Now the house is looking to collect some of those historic Vuitton trunks, purchased at stores like Marshall Field’s, for an upcoming museum show that will combine the “Volez, Voguez, Voyagez” Paris exhibit with a look at how Americans traveled in the 19th century. The exhibit is slated to open in 2017 in Chicago or New York, Burke said.
“Marshall Field’s was one of our first points of distribution in America in the 19th century. I still remember the store and I would always pick up the chocolates,” Burke said. “Some of our best clients were typically industrialists and they bought our trunks. They were from places like Philadelphia, Pittsburgh, Chicago, the highest density of old Vuitton trunks are between Chicago and Philadelphia.”
Vuitton would like to showcase these historic trunks in the exhibit — and the quest is on to find these relics.

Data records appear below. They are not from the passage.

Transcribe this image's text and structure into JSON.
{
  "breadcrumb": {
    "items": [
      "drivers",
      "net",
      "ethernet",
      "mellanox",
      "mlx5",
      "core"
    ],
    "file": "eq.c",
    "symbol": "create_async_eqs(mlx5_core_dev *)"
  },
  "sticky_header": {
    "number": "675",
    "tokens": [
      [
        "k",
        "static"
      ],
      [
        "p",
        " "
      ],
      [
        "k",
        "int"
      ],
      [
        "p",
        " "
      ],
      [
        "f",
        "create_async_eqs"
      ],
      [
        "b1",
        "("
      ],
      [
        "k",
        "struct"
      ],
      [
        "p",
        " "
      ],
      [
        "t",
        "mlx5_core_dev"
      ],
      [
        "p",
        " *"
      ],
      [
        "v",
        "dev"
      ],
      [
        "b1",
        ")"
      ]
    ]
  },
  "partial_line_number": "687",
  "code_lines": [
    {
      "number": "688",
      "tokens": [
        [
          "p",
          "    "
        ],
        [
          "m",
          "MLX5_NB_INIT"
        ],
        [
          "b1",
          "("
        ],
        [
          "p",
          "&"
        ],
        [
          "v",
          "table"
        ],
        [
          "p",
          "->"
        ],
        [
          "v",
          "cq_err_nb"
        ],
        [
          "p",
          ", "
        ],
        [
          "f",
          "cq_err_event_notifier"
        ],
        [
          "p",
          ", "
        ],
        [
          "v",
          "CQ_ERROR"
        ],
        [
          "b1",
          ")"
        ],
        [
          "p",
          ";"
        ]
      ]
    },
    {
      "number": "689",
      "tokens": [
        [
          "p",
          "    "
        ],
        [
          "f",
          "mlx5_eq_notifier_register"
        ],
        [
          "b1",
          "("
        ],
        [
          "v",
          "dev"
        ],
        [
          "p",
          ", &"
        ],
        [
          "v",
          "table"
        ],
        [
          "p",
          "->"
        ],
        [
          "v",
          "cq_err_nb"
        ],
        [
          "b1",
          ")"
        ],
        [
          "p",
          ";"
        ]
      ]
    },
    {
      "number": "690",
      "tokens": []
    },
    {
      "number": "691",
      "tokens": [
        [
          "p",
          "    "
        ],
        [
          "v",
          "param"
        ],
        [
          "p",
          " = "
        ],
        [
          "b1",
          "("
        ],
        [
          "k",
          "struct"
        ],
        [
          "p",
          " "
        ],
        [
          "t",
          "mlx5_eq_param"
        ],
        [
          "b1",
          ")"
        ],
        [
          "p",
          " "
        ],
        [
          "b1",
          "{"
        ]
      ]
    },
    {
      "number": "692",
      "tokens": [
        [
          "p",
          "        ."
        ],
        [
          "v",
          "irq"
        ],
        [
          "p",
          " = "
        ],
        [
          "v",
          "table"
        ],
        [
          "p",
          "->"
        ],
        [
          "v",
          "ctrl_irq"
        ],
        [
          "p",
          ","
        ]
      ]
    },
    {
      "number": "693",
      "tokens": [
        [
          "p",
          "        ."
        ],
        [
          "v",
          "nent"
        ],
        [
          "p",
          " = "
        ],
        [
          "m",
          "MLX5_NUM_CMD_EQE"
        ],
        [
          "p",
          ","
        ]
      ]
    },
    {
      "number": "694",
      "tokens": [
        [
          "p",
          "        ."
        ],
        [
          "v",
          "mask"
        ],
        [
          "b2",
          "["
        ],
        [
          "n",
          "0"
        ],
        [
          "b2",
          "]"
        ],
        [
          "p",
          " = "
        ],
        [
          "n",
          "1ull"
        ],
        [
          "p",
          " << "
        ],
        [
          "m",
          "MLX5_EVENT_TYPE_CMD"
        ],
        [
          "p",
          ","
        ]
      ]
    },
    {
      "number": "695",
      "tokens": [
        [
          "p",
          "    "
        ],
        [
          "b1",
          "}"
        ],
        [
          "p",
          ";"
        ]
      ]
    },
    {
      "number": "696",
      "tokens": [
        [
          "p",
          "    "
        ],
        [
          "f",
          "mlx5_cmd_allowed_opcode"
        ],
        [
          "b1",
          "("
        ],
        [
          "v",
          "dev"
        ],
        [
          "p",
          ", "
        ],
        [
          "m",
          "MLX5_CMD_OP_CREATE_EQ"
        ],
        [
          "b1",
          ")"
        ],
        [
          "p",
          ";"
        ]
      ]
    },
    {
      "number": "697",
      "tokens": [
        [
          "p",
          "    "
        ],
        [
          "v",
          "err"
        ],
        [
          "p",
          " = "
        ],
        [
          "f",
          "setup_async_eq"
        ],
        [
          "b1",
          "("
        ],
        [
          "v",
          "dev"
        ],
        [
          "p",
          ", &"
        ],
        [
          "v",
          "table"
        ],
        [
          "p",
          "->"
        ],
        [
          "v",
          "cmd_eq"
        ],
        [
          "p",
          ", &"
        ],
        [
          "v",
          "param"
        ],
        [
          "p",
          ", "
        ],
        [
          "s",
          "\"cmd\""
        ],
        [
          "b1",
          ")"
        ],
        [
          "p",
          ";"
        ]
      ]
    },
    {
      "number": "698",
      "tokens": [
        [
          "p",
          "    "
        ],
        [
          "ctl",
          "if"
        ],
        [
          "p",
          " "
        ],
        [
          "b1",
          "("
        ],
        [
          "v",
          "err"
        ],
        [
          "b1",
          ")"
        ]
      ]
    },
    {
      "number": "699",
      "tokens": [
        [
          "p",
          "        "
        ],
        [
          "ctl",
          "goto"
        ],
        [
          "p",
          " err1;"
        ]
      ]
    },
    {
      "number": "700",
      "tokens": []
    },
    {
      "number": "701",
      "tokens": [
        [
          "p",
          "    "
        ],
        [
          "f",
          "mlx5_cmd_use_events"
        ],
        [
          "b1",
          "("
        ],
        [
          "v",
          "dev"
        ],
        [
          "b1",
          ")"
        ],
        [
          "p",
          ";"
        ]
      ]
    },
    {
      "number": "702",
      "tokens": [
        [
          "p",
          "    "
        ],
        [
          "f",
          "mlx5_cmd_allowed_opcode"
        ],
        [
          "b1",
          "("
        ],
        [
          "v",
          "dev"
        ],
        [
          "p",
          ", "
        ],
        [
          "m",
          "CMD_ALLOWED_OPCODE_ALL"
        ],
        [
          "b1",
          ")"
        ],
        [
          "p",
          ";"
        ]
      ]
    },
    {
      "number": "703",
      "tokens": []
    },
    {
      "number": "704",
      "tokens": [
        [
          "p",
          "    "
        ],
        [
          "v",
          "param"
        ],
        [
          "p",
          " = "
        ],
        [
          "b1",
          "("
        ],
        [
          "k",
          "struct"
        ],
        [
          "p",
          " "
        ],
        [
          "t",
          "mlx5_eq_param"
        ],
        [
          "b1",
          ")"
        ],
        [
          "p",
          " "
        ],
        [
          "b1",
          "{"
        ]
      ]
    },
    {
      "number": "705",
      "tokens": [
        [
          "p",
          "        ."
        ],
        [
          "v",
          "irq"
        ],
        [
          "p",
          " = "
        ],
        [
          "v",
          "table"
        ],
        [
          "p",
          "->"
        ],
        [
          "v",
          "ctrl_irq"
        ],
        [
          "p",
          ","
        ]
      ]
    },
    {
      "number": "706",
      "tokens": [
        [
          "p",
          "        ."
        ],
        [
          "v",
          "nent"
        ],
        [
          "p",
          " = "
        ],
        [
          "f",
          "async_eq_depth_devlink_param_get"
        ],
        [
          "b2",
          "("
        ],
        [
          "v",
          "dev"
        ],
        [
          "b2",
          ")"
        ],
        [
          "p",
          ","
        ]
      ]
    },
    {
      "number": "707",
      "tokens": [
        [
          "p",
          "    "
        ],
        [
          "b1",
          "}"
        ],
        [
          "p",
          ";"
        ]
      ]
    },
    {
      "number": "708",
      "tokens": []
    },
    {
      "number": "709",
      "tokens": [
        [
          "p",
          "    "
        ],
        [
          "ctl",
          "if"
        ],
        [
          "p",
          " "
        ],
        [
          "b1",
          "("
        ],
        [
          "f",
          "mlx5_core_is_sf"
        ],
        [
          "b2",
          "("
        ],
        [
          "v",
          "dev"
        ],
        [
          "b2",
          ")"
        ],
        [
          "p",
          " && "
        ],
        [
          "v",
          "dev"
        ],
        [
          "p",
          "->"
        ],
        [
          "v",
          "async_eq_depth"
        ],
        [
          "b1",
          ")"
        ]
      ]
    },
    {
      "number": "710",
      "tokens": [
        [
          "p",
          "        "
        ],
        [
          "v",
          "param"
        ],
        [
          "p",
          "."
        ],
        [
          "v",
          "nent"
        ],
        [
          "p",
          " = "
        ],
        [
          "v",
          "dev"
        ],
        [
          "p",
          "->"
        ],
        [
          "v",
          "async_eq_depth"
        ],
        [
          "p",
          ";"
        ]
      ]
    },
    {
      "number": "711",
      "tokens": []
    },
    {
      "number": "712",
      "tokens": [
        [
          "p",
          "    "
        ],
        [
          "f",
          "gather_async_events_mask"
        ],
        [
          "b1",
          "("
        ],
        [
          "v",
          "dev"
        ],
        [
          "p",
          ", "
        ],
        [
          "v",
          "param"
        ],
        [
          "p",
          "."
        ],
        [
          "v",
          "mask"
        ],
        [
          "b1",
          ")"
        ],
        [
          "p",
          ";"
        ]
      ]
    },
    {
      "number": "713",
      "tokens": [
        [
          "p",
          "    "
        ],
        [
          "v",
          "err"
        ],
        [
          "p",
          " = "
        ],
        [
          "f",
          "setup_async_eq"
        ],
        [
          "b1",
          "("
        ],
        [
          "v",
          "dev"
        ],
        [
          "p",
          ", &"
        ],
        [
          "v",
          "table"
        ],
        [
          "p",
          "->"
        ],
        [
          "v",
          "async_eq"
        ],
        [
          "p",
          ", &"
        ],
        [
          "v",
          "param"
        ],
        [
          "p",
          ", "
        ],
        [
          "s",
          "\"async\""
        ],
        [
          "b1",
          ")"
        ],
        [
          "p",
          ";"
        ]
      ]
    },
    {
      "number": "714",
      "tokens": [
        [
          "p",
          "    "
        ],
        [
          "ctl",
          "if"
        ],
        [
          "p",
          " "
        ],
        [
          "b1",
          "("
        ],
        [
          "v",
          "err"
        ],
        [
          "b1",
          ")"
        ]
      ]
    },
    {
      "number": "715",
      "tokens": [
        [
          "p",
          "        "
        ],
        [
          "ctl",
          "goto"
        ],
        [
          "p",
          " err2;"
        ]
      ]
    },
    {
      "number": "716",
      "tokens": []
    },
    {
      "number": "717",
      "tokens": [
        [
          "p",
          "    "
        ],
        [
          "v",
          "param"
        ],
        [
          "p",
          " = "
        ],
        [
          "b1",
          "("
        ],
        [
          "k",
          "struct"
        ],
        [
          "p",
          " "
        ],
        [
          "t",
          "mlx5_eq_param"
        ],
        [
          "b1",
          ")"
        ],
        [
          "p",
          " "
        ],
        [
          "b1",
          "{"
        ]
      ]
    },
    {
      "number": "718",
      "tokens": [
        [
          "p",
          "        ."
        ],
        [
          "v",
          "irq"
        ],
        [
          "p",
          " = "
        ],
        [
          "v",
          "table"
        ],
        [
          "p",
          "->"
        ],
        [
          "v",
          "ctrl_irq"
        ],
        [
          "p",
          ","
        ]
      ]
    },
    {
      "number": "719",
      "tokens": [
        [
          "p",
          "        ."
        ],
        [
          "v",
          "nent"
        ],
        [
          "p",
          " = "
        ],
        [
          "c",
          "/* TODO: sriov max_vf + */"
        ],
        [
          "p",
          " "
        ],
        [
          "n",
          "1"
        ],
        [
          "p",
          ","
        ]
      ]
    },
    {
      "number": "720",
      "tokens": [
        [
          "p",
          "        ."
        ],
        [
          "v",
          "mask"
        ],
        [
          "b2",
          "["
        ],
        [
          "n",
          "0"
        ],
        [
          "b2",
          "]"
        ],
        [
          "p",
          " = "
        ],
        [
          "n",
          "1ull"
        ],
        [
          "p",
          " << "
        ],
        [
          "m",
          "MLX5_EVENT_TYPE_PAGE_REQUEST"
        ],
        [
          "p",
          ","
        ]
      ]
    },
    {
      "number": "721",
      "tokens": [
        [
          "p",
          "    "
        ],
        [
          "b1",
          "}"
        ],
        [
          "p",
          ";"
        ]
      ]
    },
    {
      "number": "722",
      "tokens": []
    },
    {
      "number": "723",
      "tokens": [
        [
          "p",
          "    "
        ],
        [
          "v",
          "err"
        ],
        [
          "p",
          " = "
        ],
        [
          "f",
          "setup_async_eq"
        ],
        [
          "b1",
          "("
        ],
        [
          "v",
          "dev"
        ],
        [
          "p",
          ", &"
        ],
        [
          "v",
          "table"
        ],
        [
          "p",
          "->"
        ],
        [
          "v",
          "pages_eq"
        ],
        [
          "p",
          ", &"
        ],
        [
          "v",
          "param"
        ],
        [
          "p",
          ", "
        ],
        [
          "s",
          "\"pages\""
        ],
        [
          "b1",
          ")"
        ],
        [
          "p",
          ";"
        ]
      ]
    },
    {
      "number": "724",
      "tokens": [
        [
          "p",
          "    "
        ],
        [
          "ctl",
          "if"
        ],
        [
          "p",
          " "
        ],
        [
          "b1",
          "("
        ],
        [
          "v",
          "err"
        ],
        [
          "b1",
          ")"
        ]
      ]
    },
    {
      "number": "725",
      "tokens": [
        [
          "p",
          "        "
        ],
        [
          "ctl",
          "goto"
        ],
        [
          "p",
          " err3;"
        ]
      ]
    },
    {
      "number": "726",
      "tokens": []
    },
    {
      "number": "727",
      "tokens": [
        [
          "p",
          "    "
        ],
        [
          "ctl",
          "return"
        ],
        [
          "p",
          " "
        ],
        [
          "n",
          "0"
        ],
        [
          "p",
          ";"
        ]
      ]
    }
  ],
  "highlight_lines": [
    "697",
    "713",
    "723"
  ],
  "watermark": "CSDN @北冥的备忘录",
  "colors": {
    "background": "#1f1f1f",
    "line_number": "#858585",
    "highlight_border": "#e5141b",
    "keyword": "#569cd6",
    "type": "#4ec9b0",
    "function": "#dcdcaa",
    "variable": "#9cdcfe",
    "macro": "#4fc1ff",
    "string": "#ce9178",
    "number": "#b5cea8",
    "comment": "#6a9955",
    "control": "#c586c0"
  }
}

“We’re going to build an American room,” Burke said. “Where we will show how significant Americans traveled in the 19th century. What we’re looking for is that it was purchased at Marshall Field’s. Marshall Field’s — Louis Vuitton. It’s the juxtaposition of the two that’s magic. In Paris, there’s this little suitcase and it’s not even that significant from the mid-Fifties. It had the LV monogram and on top of the LV there were two letters painted: CD — Christian Dior. This gives it provenance and makes it unique. It sets it in a period of time.”